Sarà Keiko Fujimori, la fedele figlia dell’ex presidente golpista in carcere per crimini di lesa umanità, a sfidare al ballottaggio il prossimo 6 giugno il candidato di estrema sinistra Pedro Castillo, giunto primo alle elezioni dell’11 aprile con poco più del 19% dei voti.

LA LEADER di Fuerza Popular, il partito della destra fascista e corrotta, ha avuto la meglio, con circa il 13,4% delle preferenze, su un altro esponente ultraconservatore, il miliardario dell’Opus Dei Rafael López Aliaga, all’11,7%.

Un risultato, quello del primo turno, che indica da una parte l’estrema frammentazione dello scenario politico peruviano – i tre candidati più votati non arrivano insieme al 50% dei voti – e dall’altra la tendenza di una buona parte dell’elettorato a cercare risposte radicali, chi a destra e chi a sinistra, alla grave crisi politica, economica e sanitaria de paese.

A votare per Castillo sono stati i ninguneados – tutti i nessuno del mondo rurale andino da sempre ignorati e disprezzati dalle istituzioni – che in lui hanno visto uno di loro, uno che parla la loro stessa lingua, che condivide persino i loro pregiudizi (per esempio sulle coppie omosessuali e l’uguaglianza di genere).

Sono in molti a interrogarsi sul miracolo compiuto dal maestro e sindacalista, finora risparmiato dalla campagna sporca condotta dall’oligarchia che o si è accorta troppo tardi della sua ascesa elettorale o, come ritiene lo storico Nelson Manrique, lo ha lasciato crescere nelle preferenze per sbarazzarsi dell’altra esponente di sinistra, Verónika Mendoza (solo sesta con il 7,8% dei voti), ritenuta maggiormente pericolosa in un eventuale ballottaggio in quanto più accettabile agli occhi delle classi medie.

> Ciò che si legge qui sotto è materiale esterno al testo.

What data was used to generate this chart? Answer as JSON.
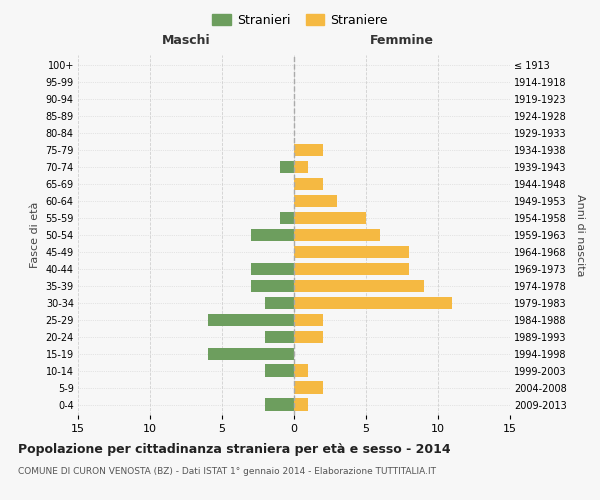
{
  "age_groups": [
    "0-4",
    "5-9",
    "10-14",
    "15-19",
    "20-24",
    "25-29",
    "30-34",
    "35-39",
    "40-44",
    "45-49",
    "50-54",
    "55-59",
    "60-64",
    "65-69",
    "70-74",
    "75-79",
    "80-84",
    "85-89",
    "90-94",
    "95-99",
    "100+"
  ],
  "birth_years": [
    "2009-2013",
    "2004-2008",
    "1999-2003",
    "1994-1998",
    "1989-1993",
    "1984-1988",
    "1979-1983",
    "1974-1978",
    "1969-1973",
    "1964-1968",
    "1959-1963",
    "1954-1958",
    "1949-1953",
    "1944-1948",
    "1939-1943",
    "1934-1938",
    "1929-1933",
    "1924-1928",
    "1919-1923",
    "1914-1918",
    "≤ 1913"
  ],
  "males": [
    2,
    0,
    2,
    6,
    2,
    6,
    2,
    3,
    3,
    0,
    3,
    1,
    0,
    0,
    1,
    0,
    0,
    0,
    0,
    0,
    0
  ],
  "females": [
    1,
    2,
    1,
    0,
    2,
    2,
    11,
    9,
    8,
    8,
    6,
    5,
    3,
    2,
    1,
    2,
    0,
    0,
    0,
    0,
    0
  ],
  "male_color": "#6d9e5e",
  "female_color": "#f5b942",
  "background_color": "#f7f7f7",
  "grid_color": "#d0d0d0",
  "title": "Popolazione per cittadinanza straniera per età e sesso - 2014",
  "subtitle": "COMUNE DI CURON VENOSTA (BZ) - Dati ISTAT 1° gennaio 2014 - Elaborazione TUTTITALIA.IT",
  "legend_males": "Stranieri",
  "legend_females": "Straniere",
  "xlabel_left": "Maschi",
  "xlabel_right": "Femmine",
  "ylabel_left": "Fasce di età",
  "ylabel_right": "Anni di nascita",
  "xlim": 15
}
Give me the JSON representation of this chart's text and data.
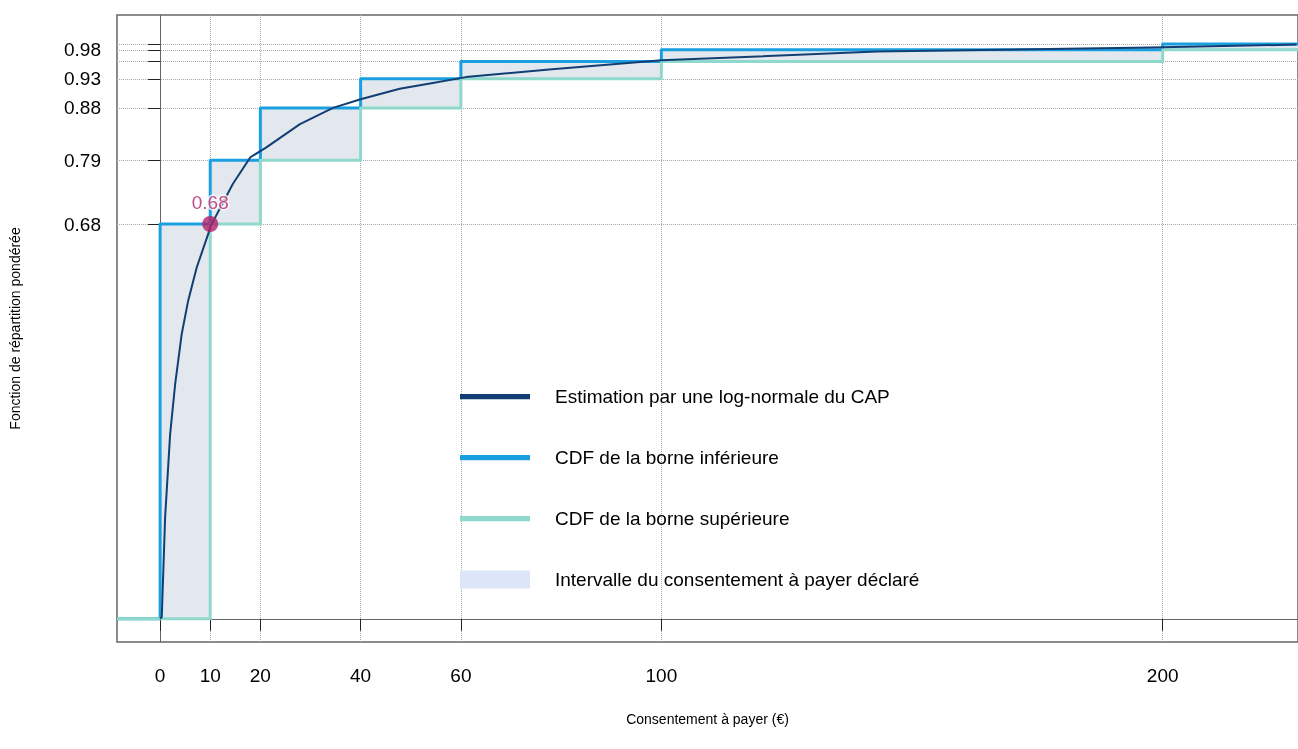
{
  "chart_data": {
    "type": "line",
    "xlabel": "Consentement à payer (€)",
    "ylabel": "Fonction de répartition pondérée",
    "xlim": [
      -8.6,
      227
    ],
    "xticks": [
      0,
      10,
      20,
      40,
      60,
      100,
      200
    ],
    "ylim": [
      -0.04,
      1.04
    ],
    "yticks": [
      0.68,
      0.79,
      0.88,
      0.93,
      {
        "value": 0.96,
        "label": null
      },
      0.98,
      {
        "value": 0.99,
        "label": null
      }
    ],
    "grid": true,
    "legend": "bottom",
    "line_style": "solid",
    "marker": "none",
    "series": [
      {
        "name": "Estimation par une log-normale du CAP",
        "color": "#123f73",
        "x": [
          0,
          0.33,
          1,
          2,
          3,
          4.3,
          5.6,
          7.3,
          9.6,
          10,
          14.5,
          18,
          21.2,
          27.9,
          34.5,
          40,
          47.8,
          54.4,
          61,
          77.6,
          100,
          143,
          197.5,
          226.7
        ],
        "values": [
          0,
          0.003,
          0.175,
          0.318,
          0.404,
          0.49,
          0.548,
          0.605,
          0.663,
          0.675,
          0.749,
          0.795,
          0.812,
          0.852,
          0.88,
          0.895,
          0.913,
          0.923,
          0.933,
          0.946,
          0.962,
          0.977,
          0.984,
          0.989
        ]
      },
      {
        "name": "CDF de la borne inférieure",
        "type": "step",
        "color": "#1a9fe0",
        "x": [
          -8.6,
          0,
          10,
          20,
          40,
          60,
          100,
          200,
          227
        ],
        "values": [
          0,
          0.68,
          0.79,
          0.88,
          0.93,
          0.96,
          0.98,
          0.99,
          0.99
        ]
      },
      {
        "name": "CDF de la borne supérieure",
        "type": "step",
        "color": "#8fd8cc",
        "x": [
          -8.6,
          10,
          20,
          40,
          60,
          100,
          200,
          227
        ],
        "values": [
          0,
          0.68,
          0.79,
          0.88,
          0.93,
          0.96,
          0.98,
          0.98
        ]
      },
      {
        "name": "Intervalle du consentement à payer déclaré",
        "type": "area",
        "color": "#dce6f8",
        "x": [
          0,
          10,
          20,
          40,
          60,
          100,
          200,
          227
        ],
        "values": [
          0.68,
          0.79,
          0.88,
          0.93,
          0.96,
          0.98,
          0.99,
          0.99
        ]
      },
      {
        "type": "scatter",
        "marker": "circle",
        "color": "#b0206a",
        "x": [
          10
        ],
        "values": [
          0.68
        ],
        "value_labels": [
          "0.68"
        ]
      }
    ]
  }
}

Così, attaccata impietosamente dalla destra, la candidata di Juntos por el Perú ha finito per annacquare via via la sua proposta, cedendo consensi a vantaggio di Castillo.

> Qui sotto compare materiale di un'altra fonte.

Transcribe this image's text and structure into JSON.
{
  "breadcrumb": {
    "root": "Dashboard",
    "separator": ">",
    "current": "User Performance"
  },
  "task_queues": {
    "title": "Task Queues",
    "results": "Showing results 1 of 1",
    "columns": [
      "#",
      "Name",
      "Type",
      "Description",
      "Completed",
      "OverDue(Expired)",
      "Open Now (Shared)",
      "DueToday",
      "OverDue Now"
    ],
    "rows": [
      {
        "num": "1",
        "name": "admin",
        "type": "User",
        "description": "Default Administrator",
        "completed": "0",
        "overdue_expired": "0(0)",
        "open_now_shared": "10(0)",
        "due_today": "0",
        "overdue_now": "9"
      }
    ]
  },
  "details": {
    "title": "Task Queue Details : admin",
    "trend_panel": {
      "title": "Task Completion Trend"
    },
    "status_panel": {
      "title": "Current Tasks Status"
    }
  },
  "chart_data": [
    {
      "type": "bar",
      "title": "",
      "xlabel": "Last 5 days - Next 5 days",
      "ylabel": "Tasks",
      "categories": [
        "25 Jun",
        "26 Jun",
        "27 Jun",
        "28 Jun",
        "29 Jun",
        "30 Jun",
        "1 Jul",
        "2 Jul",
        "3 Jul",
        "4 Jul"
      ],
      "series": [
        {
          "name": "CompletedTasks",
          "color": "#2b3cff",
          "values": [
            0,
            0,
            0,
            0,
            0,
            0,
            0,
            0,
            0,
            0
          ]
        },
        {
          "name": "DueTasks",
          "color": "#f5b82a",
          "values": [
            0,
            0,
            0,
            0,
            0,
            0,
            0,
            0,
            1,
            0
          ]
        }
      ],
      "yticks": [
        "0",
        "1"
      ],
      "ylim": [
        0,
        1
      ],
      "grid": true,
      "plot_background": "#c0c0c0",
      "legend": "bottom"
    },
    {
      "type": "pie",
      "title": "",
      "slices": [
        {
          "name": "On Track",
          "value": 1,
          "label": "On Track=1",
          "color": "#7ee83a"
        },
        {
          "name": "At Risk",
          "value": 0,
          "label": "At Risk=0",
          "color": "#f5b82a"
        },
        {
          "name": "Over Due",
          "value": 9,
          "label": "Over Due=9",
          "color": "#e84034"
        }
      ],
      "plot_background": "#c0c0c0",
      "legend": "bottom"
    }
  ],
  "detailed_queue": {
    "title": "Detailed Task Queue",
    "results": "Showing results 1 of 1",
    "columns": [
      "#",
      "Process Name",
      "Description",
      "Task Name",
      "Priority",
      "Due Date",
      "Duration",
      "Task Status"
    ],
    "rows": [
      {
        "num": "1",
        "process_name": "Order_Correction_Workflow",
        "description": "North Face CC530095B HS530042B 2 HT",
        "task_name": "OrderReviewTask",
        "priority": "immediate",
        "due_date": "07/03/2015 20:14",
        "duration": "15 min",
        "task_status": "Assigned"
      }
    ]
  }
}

MA LA VERA SFIDA, per il leader di Perú libre, comincia adesso, dinanzi ai prevedibili attacchi che le forze di destra sferreranno contro di lui, a partire dall’accusa più insidiosa in un paese in cui la ferita del terrorismo non si è ancora rimarginata: quella, da lui sempre respinta, di essere legato al Movadef (Movimiento por Amnistía y Derechos Fundamentales), il braccio politico di Sendero Luminoso.

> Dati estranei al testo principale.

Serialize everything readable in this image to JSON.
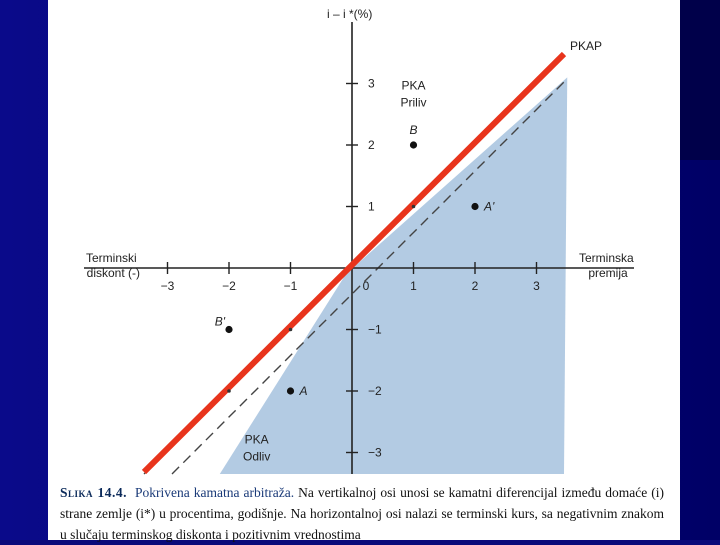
{
  "chart_data": {
    "type": "scatter",
    "title": "",
    "ylabel": "i – i *(%)",
    "xlabel_left": [
      "Terminski",
      "diskont (-)"
    ],
    "xlabel_right": [
      "Terminska",
      "premija"
    ],
    "xlim": [
      -3.5,
      3.5
    ],
    "ylim": [
      -3.5,
      4.2
    ],
    "x_ticks": [
      -3,
      -2,
      -1,
      0,
      1,
      2,
      3
    ],
    "x_tick_labels": [
      "−3",
      "−2",
      "−1",
      "0",
      "1",
      "2",
      "3"
    ],
    "y_ticks": [
      -3,
      -2,
      -1,
      1,
      2,
      3
    ],
    "y_tick_labels": [
      "−3",
      "−2",
      "−1",
      "1",
      "2",
      "3"
    ],
    "parity_line_label": "PKAP",
    "points": [
      {
        "name": "B",
        "x": 1,
        "y": 2
      },
      {
        "name": "A'",
        "x": 2,
        "y": 1
      },
      {
        "name": "B'",
        "x": -2,
        "y": -1
      },
      {
        "name": "A",
        "x": -1,
        "y": -2
      }
    ],
    "regions": [
      {
        "lines": [
          "PKA",
          "Priliv"
        ],
        "x": 1,
        "y": 2.9
      },
      {
        "lines": [
          "PKA",
          "Odliv"
        ],
        "x": -1.55,
        "y": -2.85
      }
    ]
  },
  "caption": {
    "label": "Slika 14.4.",
    "title": "Pokrivena kamatna arbitraža.",
    "text": "Na vertikalnoj osi unosi se kamatni diferencijal između domaće (i) strane zemlje (i*) u procentima, godišnje. Na horizontalnoj osi nalazi se terminski kurs, sa negativnim znakom u slučaju terminskog diskonta i pozitivnim vrednostima"
  },
  "colors": {
    "shade": "#b3cbe3",
    "parity": "#e8341c",
    "axis": "#222222",
    "slide": "#0a0a7a"
  }
}
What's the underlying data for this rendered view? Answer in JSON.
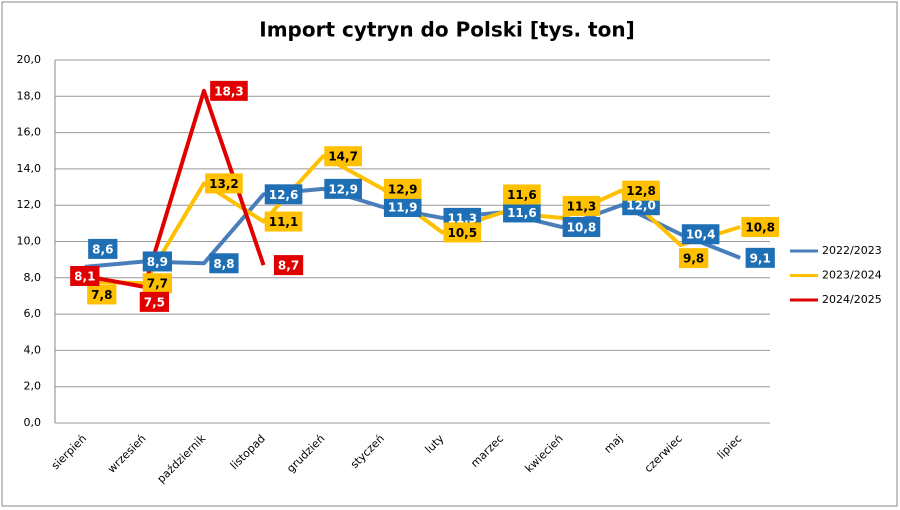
{
  "chart_data": {
    "type": "line",
    "title": "Import cytryn do Polski [tys. ton]",
    "categories": [
      "sierpień",
      "wrzesień",
      "październik",
      "listopad",
      "grudzień",
      "styczeń",
      "luty",
      "marzec",
      "kwiecień",
      "maj",
      "czerwiec",
      "lipiec"
    ],
    "series": [
      {
        "name": "2022/2023",
        "color": "#4a7ebb",
        "label_color": "#1f6fb5",
        "label_text_color": "#ffffff",
        "values": [
          8.6,
          8.9,
          8.8,
          12.6,
          12.9,
          11.9,
          11.3,
          11.6,
          10.8,
          12.0,
          10.4,
          9.1
        ],
        "value_labels": [
          "8,6",
          "8,9",
          "8,8",
          "12,6",
          "12,9",
          "11,9",
          "11,3",
          "11,6",
          "10,8",
          "12,0",
          "10,4",
          "9,1"
        ]
      },
      {
        "name": "2023/2024",
        "color": "#ffc000",
        "label_color": "#ffc000",
        "label_text_color": "#000000",
        "values": [
          7.8,
          7.7,
          13.2,
          11.1,
          14.7,
          12.9,
          10.5,
          11.6,
          11.3,
          12.8,
          9.8,
          10.8
        ],
        "value_labels": [
          "7,8",
          "7,7",
          "13,2",
          "11,1",
          "14,7",
          "12,9",
          "10,5",
          "11,6",
          "11,3",
          "12,8",
          "9,8",
          "10,8"
        ]
      },
      {
        "name": "2024/2025",
        "color": "#e00000",
        "label_color": "#e00000",
        "label_text_color": "#ffffff",
        "values": [
          8.1,
          7.5,
          18.3,
          8.7,
          null,
          null,
          null,
          null,
          null,
          null,
          null,
          null
        ],
        "value_labels": [
          "8,1",
          "7,5",
          "18,3",
          "8,7",
          null,
          null,
          null,
          null,
          null,
          null,
          null,
          null
        ]
      }
    ],
    "ylim": [
      0,
      20
    ],
    "yticks": [
      {
        "value": 0,
        "label": "0,0"
      },
      {
        "value": 2,
        "label": "2,0"
      },
      {
        "value": 4,
        "label": "4,0"
      },
      {
        "value": 6,
        "label": "6,0"
      },
      {
        "value": 8,
        "label": "8,0"
      },
      {
        "value": 10,
        "label": "10,0"
      },
      {
        "value": 12,
        "label": "12,0"
      },
      {
        "value": 14,
        "label": "14,0"
      },
      {
        "value": 16,
        "label": "16,0"
      },
      {
        "value": 18,
        "label": "18,0"
      },
      {
        "value": 20,
        "label": "20,0"
      }
    ],
    "grid": true,
    "legend": "right"
  }
}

SULLA CARTA, la «señora K», come è popolarmente chiamata la figlia di Fujimori, dovrebbe partire avvantaggiata, potendo contare sul prevedibile (ma non scontato) appoggio degli altri candidati di destra, a cui diverse delle proposte di Castillo appariranno di sicuro indigeste, a partire dalla nazionalizzazione del settore energetico e dall’estensione alle risorse del sottosuolo dell’obbligo del consenso libero, previo e informato dei popoli indigeni, la cui decisione assumerebbe carattere vincolante.

E benché sulla leader di Fuerza Popular, già due volte arrestata per finanziamento irregolare alla sua campagna elettorale del 2011, pesa anche una possibile condanna a 30 anni di carcere, nel paese degli onnipresenti scandali di corruzione potrebbe non trattarsi di un ostacolo insormontabile.

Di certo, che vinca lei o il suo avversario, nessuno dei due potrà contare sulla maggioranza parlamentare, benché, di fronte alla prevalenza delle forze di destra, per il leader di Perú libre il compito si annunci ancor più arduo. Castillo, tuttavia, non si lascia intimidire dichiarando che, nel caso in cui il Congresso si opporrà alla convocazione di un’Assemblea costituente, userà le sue prerogative presidenziali per scioglierlo.